Und so geschieht es. Goebbels zwingt Fallada, seinen Roman umzuschreiben, ihm eine „positive“ Wende zu verpassen. Jetzt hebt am Schluss der Eiserne Gustav die Hand zum Hitler-Gruß. Doch so richtig funktioniert die Geschichte mit dem angeklebten Nazi-Schwanz nicht mehr. Das Filmprojekt stirbt. Der Roman erscheint zwar Ende 1938, wird aber kein Erfolg. – 24 Jahre, später, 1962, macht sich ein Lektor des DDR-Aufbau-Verlags an die Rekonstruktion des „eisernen Gustav“. Da das Original-Manuskript verschollen ist, muss er die Fassung von 1938 bearbeiten. Doch tut er das so gründlich, dass seine Bearbeitung einer Verstümmelung gleichkommt. Einzig gelingt das Kappen des Nazi-Schwanzes und dessen Ersetzen durch das ursprünglich von Fallada geplante Ende. Ansonsten wird der Text einer stalinistischen Generalkur unterzogen, alle politischen Aussagen darin auf SED-Linie gebracht. Gleichzeitig zerstört der Überarbeiter Falladas Erzählstrategien. Streicht etwa alle Stellen, wo der das individuelle Schicksal seiner Figuren mit dem des deutschen Volkes verknüpft. Etwa die, wo der Eiserne Gustav, der vor dem 1. Weltkrieg ein wohlhabender Pferdetaxi-Unternehmer war, darüber nachsinnt, dass er jetzt, nach dem Krieg, kaum noch von seiner einzigen Droschke leben kann.

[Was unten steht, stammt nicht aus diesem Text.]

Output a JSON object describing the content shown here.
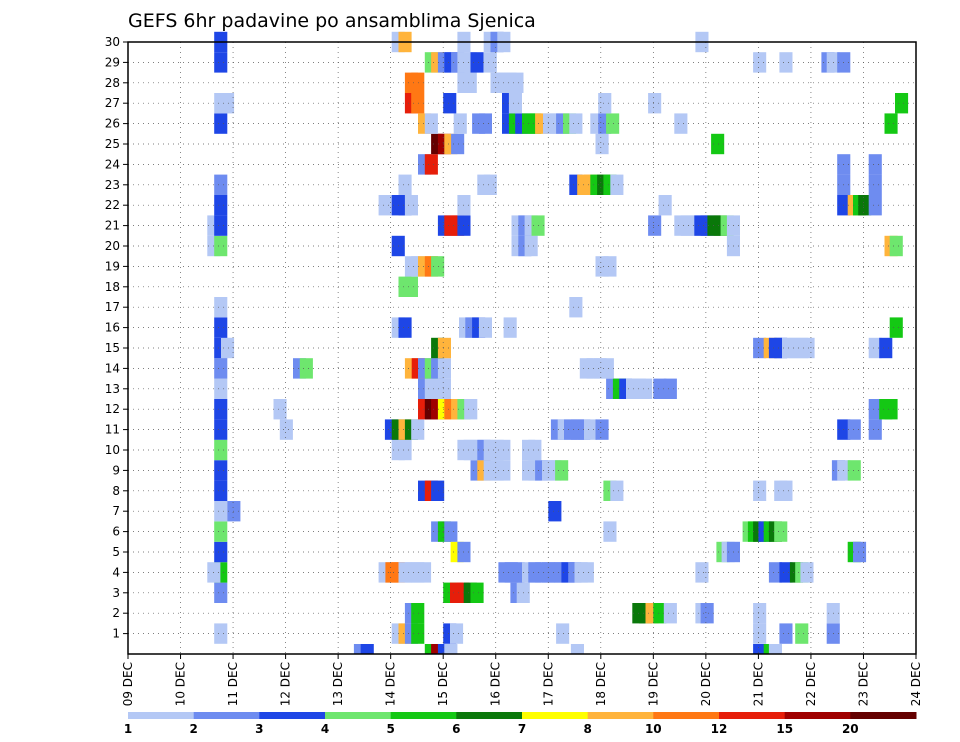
{
  "chart_data": {
    "type": "heatmap",
    "title": "GEFS 6hr padavine po ansamblima Sjenica",
    "y_members": [
      "1",
      "2",
      "3",
      "4",
      "5",
      "6",
      "7",
      "8",
      "9",
      "10",
      "11",
      "12",
      "13",
      "14",
      "15",
      "16",
      "17",
      "18",
      "19",
      "20",
      "21",
      "22",
      "23",
      "24",
      "25",
      "26",
      "27",
      "28",
      "29",
      "30"
    ],
    "x_dates": [
      "09 DEC",
      "10 DEC",
      "11 DEC",
      "12 DEC",
      "13 DEC",
      "14 DEC",
      "15 DEC",
      "16 DEC",
      "17 DEC",
      "18 DEC",
      "19 DEC",
      "20 DEC",
      "21 DEC",
      "22 DEC",
      "23 DEC",
      "24 DEC"
    ],
    "x_range_days": [
      0,
      15
    ],
    "grid": true,
    "legend_position": "bottom",
    "legend": {
      "labels": [
        "1",
        "2",
        "3",
        "4",
        "5",
        "6",
        "7",
        "8",
        "10",
        "12",
        "15",
        "20"
      ],
      "colors": [
        "#b4c8f5",
        "#6e8cf0",
        "#1e46e6",
        "#6ee66e",
        "#14c814",
        "#0a780a",
        "#ffff00",
        "#ffb43c",
        "#ff7814",
        "#e61e0a",
        "#a00000",
        "#640000"
      ]
    },
    "cells": [
      [
        1,
        1.64,
        1
      ],
      [
        1,
        5.02,
        1
      ],
      [
        1,
        5.15,
        8
      ],
      [
        1,
        5.27,
        2
      ],
      [
        1,
        5.39,
        5
      ],
      [
        1,
        6.0,
        3
      ],
      [
        1,
        6.13,
        1
      ],
      [
        1,
        8.15,
        1
      ],
      [
        1,
        11.9,
        1
      ],
      [
        1,
        12.4,
        2
      ],
      [
        1,
        12.7,
        4
      ],
      [
        1,
        13.3,
        2
      ],
      [
        2,
        5.27,
        2
      ],
      [
        2,
        5.39,
        5
      ],
      [
        2,
        9.6,
        6
      ],
      [
        2,
        9.73,
        6
      ],
      [
        2,
        9.85,
        8
      ],
      [
        2,
        10.0,
        5
      ],
      [
        2,
        10.2,
        1
      ],
      [
        2,
        10.8,
        1
      ],
      [
        2,
        10.9,
        2
      ],
      [
        2,
        11.9,
        1
      ],
      [
        2,
        13.3,
        1
      ],
      [
        3,
        1.64,
        2
      ],
      [
        3,
        6.0,
        5
      ],
      [
        3,
        6.13,
        10
      ],
      [
        3,
        6.25,
        10
      ],
      [
        3,
        6.39,
        6
      ],
      [
        3,
        6.52,
        5
      ],
      [
        3,
        7.28,
        2
      ],
      [
        3,
        7.4,
        1
      ],
      [
        4,
        1.64,
        5
      ],
      [
        4,
        1.51,
        1
      ],
      [
        4,
        4.77,
        1
      ],
      [
        4,
        4.9,
        9
      ],
      [
        4,
        5.02,
        9
      ],
      [
        4,
        5.15,
        1
      ],
      [
        4,
        5.27,
        1
      ],
      [
        4,
        5.39,
        1
      ],
      [
        4,
        5.52,
        1
      ],
      [
        4,
        7.05,
        2
      ],
      [
        4,
        7.17,
        2
      ],
      [
        4,
        7.3,
        2
      ],
      [
        4,
        7.5,
        1
      ],
      [
        4,
        7.62,
        2
      ],
      [
        4,
        7.75,
        2
      ],
      [
        4,
        7.88,
        2
      ],
      [
        4,
        8.0,
        2
      ],
      [
        4,
        8.12,
        2
      ],
      [
        4,
        8.25,
        3
      ],
      [
        4,
        8.38,
        2
      ],
      [
        4,
        8.5,
        1
      ],
      [
        4,
        8.62,
        1
      ],
      [
        4,
        10.8,
        1
      ],
      [
        4,
        12.2,
        2
      ],
      [
        4,
        12.4,
        3
      ],
      [
        4,
        12.6,
        6
      ],
      [
        4,
        12.7,
        4
      ],
      [
        4,
        12.8,
        1
      ],
      [
        5,
        1.64,
        3
      ],
      [
        5,
        6.14,
        7
      ],
      [
        5,
        6.27,
        2
      ],
      [
        5,
        11.2,
        4
      ],
      [
        5,
        11.3,
        1
      ],
      [
        5,
        11.4,
        2
      ],
      [
        5,
        13.7,
        5
      ],
      [
        5,
        13.8,
        2
      ],
      [
        6,
        1.64,
        4
      ],
      [
        6,
        5.77,
        2
      ],
      [
        6,
        5.9,
        5
      ],
      [
        6,
        6.02,
        2
      ],
      [
        6,
        9.05,
        1
      ],
      [
        6,
        11.7,
        4
      ],
      [
        6,
        11.8,
        5
      ],
      [
        6,
        11.9,
        6
      ],
      [
        6,
        12.0,
        3
      ],
      [
        6,
        12.1,
        5
      ],
      [
        6,
        12.2,
        6
      ],
      [
        6,
        12.3,
        4
      ],
      [
        7,
        1.64,
        1
      ],
      [
        7,
        1.89,
        2
      ],
      [
        7,
        8.0,
        3
      ],
      [
        8,
        1.64,
        3
      ],
      [
        8,
        5.52,
        3
      ],
      [
        8,
        5.65,
        10
      ],
      [
        8,
        5.77,
        3
      ],
      [
        8,
        9.05,
        4
      ],
      [
        8,
        9.18,
        1
      ],
      [
        8,
        11.9,
        1
      ],
      [
        8,
        12.3,
        1
      ],
      [
        8,
        12.4,
        1
      ],
      [
        9,
        1.64,
        3
      ],
      [
        9,
        6.52,
        2
      ],
      [
        9,
        6.65,
        8
      ],
      [
        9,
        6.77,
        1
      ],
      [
        9,
        6.9,
        1
      ],
      [
        9,
        7.03,
        1
      ],
      [
        9,
        7.5,
        1
      ],
      [
        9,
        7.62,
        1
      ],
      [
        9,
        7.75,
        2
      ],
      [
        9,
        7.88,
        1
      ],
      [
        9,
        8.0,
        1
      ],
      [
        9,
        8.13,
        4
      ],
      [
        9,
        13.4,
        2
      ],
      [
        9,
        13.5,
        1
      ],
      [
        9,
        13.7,
        4
      ],
      [
        10,
        1.64,
        4
      ],
      [
        10,
        5.02,
        1
      ],
      [
        10,
        5.15,
        1
      ],
      [
        10,
        6.27,
        1
      ],
      [
        10,
        6.39,
        1
      ],
      [
        10,
        6.52,
        1
      ],
      [
        10,
        6.65,
        2
      ],
      [
        10,
        6.77,
        1
      ],
      [
        10,
        6.9,
        1
      ],
      [
        10,
        7.03,
        1
      ],
      [
        10,
        7.5,
        1
      ],
      [
        10,
        7.62,
        1
      ],
      [
        11,
        1.64,
        3
      ],
      [
        11,
        2.89,
        1
      ],
      [
        11,
        4.89,
        3
      ],
      [
        11,
        5.02,
        6
      ],
      [
        11,
        5.15,
        8
      ],
      [
        11,
        5.27,
        6
      ],
      [
        11,
        5.39,
        1
      ],
      [
        11,
        8.05,
        2
      ],
      [
        11,
        8.18,
        1
      ],
      [
        11,
        8.3,
        2
      ],
      [
        11,
        8.43,
        2
      ],
      [
        11,
        8.55,
        2
      ],
      [
        11,
        8.68,
        1
      ],
      [
        11,
        8.9,
        2
      ],
      [
        11,
        13.5,
        3
      ],
      [
        11,
        13.7,
        2
      ],
      [
        11,
        14.1,
        2
      ],
      [
        12,
        1.64,
        3
      ],
      [
        12,
        2.77,
        1
      ],
      [
        12,
        5.52,
        10
      ],
      [
        12,
        5.65,
        12
      ],
      [
        12,
        5.77,
        11
      ],
      [
        12,
        5.9,
        7
      ],
      [
        12,
        6.02,
        9
      ],
      [
        12,
        6.15,
        8
      ],
      [
        12,
        6.27,
        4
      ],
      [
        12,
        6.4,
        1
      ],
      [
        12,
        14.1,
        2
      ],
      [
        12,
        14.3,
        5
      ],
      [
        12,
        14.4,
        5
      ],
      [
        13,
        1.64,
        1
      ],
      [
        13,
        5.52,
        2
      ],
      [
        13,
        5.65,
        1
      ],
      [
        13,
        5.77,
        1
      ],
      [
        13,
        5.9,
        1
      ],
      [
        13,
        9.1,
        2
      ],
      [
        13,
        9.23,
        5
      ],
      [
        13,
        9.35,
        3
      ],
      [
        13,
        9.48,
        1
      ],
      [
        13,
        9.61,
        1
      ],
      [
        13,
        9.73,
        1
      ],
      [
        13,
        10.0,
        2
      ],
      [
        13,
        10.2,
        2
      ],
      [
        14,
        1.64,
        2
      ],
      [
        14,
        3.14,
        2
      ],
      [
        14,
        3.27,
        4
      ],
      [
        14,
        5.27,
        8
      ],
      [
        14,
        5.4,
        10
      ],
      [
        14,
        5.52,
        2
      ],
      [
        14,
        5.65,
        4
      ],
      [
        14,
        5.77,
        2
      ],
      [
        14,
        5.9,
        1
      ],
      [
        14,
        8.6,
        1
      ],
      [
        14,
        8.73,
        1
      ],
      [
        14,
        8.86,
        1
      ],
      [
        14,
        9.0,
        1
      ],
      [
        15,
        1.64,
        3
      ],
      [
        15,
        1.77,
        1
      ],
      [
        15,
        5.77,
        6
      ],
      [
        15,
        5.9,
        8
      ],
      [
        15,
        11.9,
        2
      ],
      [
        15,
        12.1,
        8
      ],
      [
        15,
        12.2,
        3
      ],
      [
        15,
        12.3,
        3
      ],
      [
        15,
        12.45,
        1
      ],
      [
        15,
        12.57,
        1
      ],
      [
        15,
        12.7,
        1
      ],
      [
        15,
        12.82,
        1
      ],
      [
        15,
        14.1,
        1
      ],
      [
        15,
        14.3,
        3
      ],
      [
        16,
        1.64,
        3
      ],
      [
        16,
        5.02,
        1
      ],
      [
        16,
        5.15,
        3
      ],
      [
        16,
        6.3,
        1
      ],
      [
        16,
        6.42,
        2
      ],
      [
        16,
        6.55,
        3
      ],
      [
        16,
        6.68,
        1
      ],
      [
        16,
        7.15,
        1
      ],
      [
        16,
        14.5,
        5
      ],
      [
        17,
        1.64,
        1
      ],
      [
        17,
        8.4,
        1
      ],
      [
        18,
        5.15,
        4
      ],
      [
        18,
        5.27,
        4
      ],
      [
        19,
        5.27,
        1
      ],
      [
        19,
        5.39,
        1
      ],
      [
        19,
        5.52,
        8
      ],
      [
        19,
        5.65,
        9
      ],
      [
        19,
        5.77,
        4
      ],
      [
        19,
        8.9,
        1
      ],
      [
        19,
        9.05,
        1
      ],
      [
        20,
        1.51,
        1
      ],
      [
        20,
        1.64,
        4
      ],
      [
        20,
        5.02,
        3
      ],
      [
        20,
        7.3,
        1
      ],
      [
        20,
        7.43,
        2
      ],
      [
        20,
        7.55,
        1
      ],
      [
        20,
        11.4,
        1
      ],
      [
        20,
        14.4,
        8
      ],
      [
        20,
        14.5,
        4
      ],
      [
        21,
        1.51,
        1
      ],
      [
        21,
        1.64,
        3
      ],
      [
        21,
        5.9,
        3
      ],
      [
        21,
        6.02,
        10
      ],
      [
        21,
        6.15,
        10
      ],
      [
        21,
        6.27,
        3
      ],
      [
        21,
        7.3,
        1
      ],
      [
        21,
        7.43,
        2
      ],
      [
        21,
        7.55,
        1
      ],
      [
        21,
        7.68,
        4
      ],
      [
        21,
        9.9,
        2
      ],
      [
        21,
        10.4,
        1
      ],
      [
        21,
        10.52,
        1
      ],
      [
        21,
        10.65,
        1
      ],
      [
        21,
        10.78,
        3
      ],
      [
        21,
        10.9,
        3
      ],
      [
        21,
        11.03,
        6
      ],
      [
        21,
        11.15,
        6
      ],
      [
        21,
        11.28,
        4
      ],
      [
        21,
        11.4,
        1
      ],
      [
        22,
        1.64,
        3
      ],
      [
        22,
        4.77,
        1
      ],
      [
        22,
        5.02,
        3
      ],
      [
        22,
        5.15,
        3
      ],
      [
        22,
        5.27,
        1
      ],
      [
        22,
        6.27,
        1
      ],
      [
        22,
        10.1,
        1
      ],
      [
        22,
        13.5,
        3
      ],
      [
        22,
        13.7,
        8
      ],
      [
        22,
        13.8,
        5
      ],
      [
        22,
        13.9,
        6
      ],
      [
        22,
        14.1,
        2
      ],
      [
        23,
        1.64,
        2
      ],
      [
        23,
        5.15,
        1
      ],
      [
        23,
        6.65,
        1
      ],
      [
        23,
        6.77,
        1
      ],
      [
        23,
        8.4,
        3
      ],
      [
        23,
        8.55,
        8
      ],
      [
        23,
        8.68,
        8
      ],
      [
        23,
        8.8,
        5
      ],
      [
        23,
        8.93,
        6
      ],
      [
        23,
        9.05,
        5
      ],
      [
        23,
        9.18,
        1
      ],
      [
        23,
        13.5,
        2
      ],
      [
        23,
        14.1,
        2
      ],
      [
        24,
        5.52,
        2
      ],
      [
        24,
        5.65,
        10
      ],
      [
        24,
        13.5,
        2
      ],
      [
        24,
        14.1,
        2
      ],
      [
        25,
        5.77,
        12
      ],
      [
        25,
        5.9,
        11
      ],
      [
        25,
        6.02,
        8
      ],
      [
        25,
        6.15,
        2
      ],
      [
        25,
        8.9,
        1
      ],
      [
        25,
        11.1,
        5
      ],
      [
        26,
        1.64,
        3
      ],
      [
        26,
        5.52,
        8
      ],
      [
        26,
        5.65,
        1
      ],
      [
        26,
        6.2,
        1
      ],
      [
        26,
        6.55,
        2
      ],
      [
        26,
        6.68,
        2
      ],
      [
        26,
        7.12,
        3
      ],
      [
        26,
        7.25,
        5
      ],
      [
        26,
        7.37,
        3
      ],
      [
        26,
        7.5,
        5
      ],
      [
        26,
        7.62,
        5
      ],
      [
        26,
        7.75,
        8
      ],
      [
        26,
        7.9,
        1
      ],
      [
        26,
        8.03,
        1
      ],
      [
        26,
        8.15,
        2
      ],
      [
        26,
        8.28,
        4
      ],
      [
        26,
        8.4,
        1
      ],
      [
        26,
        8.8,
        1
      ],
      [
        26,
        8.95,
        2
      ],
      [
        26,
        9.1,
        4
      ],
      [
        26,
        10.4,
        1
      ],
      [
        26,
        14.4,
        5
      ],
      [
        27,
        1.64,
        1
      ],
      [
        27,
        1.77,
        1
      ],
      [
        27,
        5.27,
        10
      ],
      [
        27,
        5.39,
        9
      ],
      [
        27,
        6.0,
        3
      ],
      [
        27,
        7.12,
        3
      ],
      [
        27,
        7.25,
        1
      ],
      [
        27,
        8.95,
        1
      ],
      [
        27,
        9.9,
        1
      ],
      [
        27,
        14.6,
        5
      ],
      [
        28,
        5.27,
        9
      ],
      [
        28,
        5.39,
        9
      ],
      [
        28,
        6.27,
        1
      ],
      [
        28,
        6.39,
        1
      ],
      [
        28,
        6.9,
        1
      ],
      [
        28,
        7.03,
        1
      ],
      [
        28,
        7.15,
        1
      ],
      [
        28,
        7.28,
        1
      ],
      [
        29,
        1.64,
        3
      ],
      [
        29,
        5.65,
        4
      ],
      [
        29,
        5.77,
        8
      ],
      [
        29,
        5.9,
        2
      ],
      [
        29,
        6.02,
        3
      ],
      [
        29,
        6.15,
        2
      ],
      [
        29,
        6.27,
        1
      ],
      [
        29,
        6.39,
        1
      ],
      [
        29,
        6.52,
        3
      ],
      [
        29,
        6.77,
        1
      ],
      [
        29,
        11.9,
        1
      ],
      [
        29,
        12.4,
        1
      ],
      [
        29,
        13.2,
        2
      ],
      [
        29,
        13.3,
        1
      ],
      [
        29,
        13.5,
        2
      ],
      [
        30,
        1.64,
        3
      ],
      [
        30,
        5.02,
        1
      ],
      [
        30,
        5.15,
        8
      ],
      [
        30,
        6.27,
        1
      ],
      [
        30,
        6.77,
        1
      ],
      [
        30,
        6.9,
        2
      ],
      [
        30,
        7.03,
        1
      ],
      [
        30,
        10.8,
        1
      ],
      [
        0,
        4.3,
        2
      ],
      [
        0,
        4.43,
        3
      ],
      [
        0,
        5.65,
        5
      ],
      [
        0,
        5.77,
        11
      ],
      [
        0,
        5.9,
        3
      ],
      [
        0,
        6.02,
        1
      ],
      [
        0,
        8.43,
        1
      ],
      [
        0,
        11.9,
        3
      ],
      [
        0,
        12.1,
        5
      ],
      [
        0,
        12.2,
        1
      ]
    ]
  }
}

Hat er etwa geglaubt, dies bliebe ihm erspart…? Ihm blieb nichts erspart – das Leben hatte keine glücklichere Wendung für ihn im Hintergrund als für das Volk, zu dem er gehörte. Er wollte essen, wie das Volk essen wollte – und wie sein Volk konnte er sich sein Essen nicht aussuchen. Er musste es nehmen, wo er es fand. Es gefiel ihm ganz bestimmt nicht, betrunkene Kavaliere ins Bett zu schaffen. Aber wenn er Mutter Geld bringen wollte, so hatte er keine Wahl.
Die jetzt von Jenny Williams vorgenommene Rekonstruktion des „eisernen Gustav“ offenbart einen neuen, überraschenden Blick auf die Geschichte des Berliner Pferdekutschers Gustav Dahlmann. Die bekannte Episode der Berlin-Paris-Berlin-Fahrt nimmt hier nur mehr einen Bruchteil des ziegeldicken Romans ein. Der als Ganzes präsentiert sich nun als ein überwältigendes Geschichtsepos. Verpackt als Familienroman um den autoritären Gustav, der durch seine sture Prinzipienreiterei das Leben seiner fünf Kinder zerstört, malt er ein breites Bild der deutschen Gesellschaft vor, während und nach dem 1. Weltkrieg. Und das tut er so genau und so berührend, dass man das Buch selbst nach 800 Seiten nicht aus der Hand legen möchte.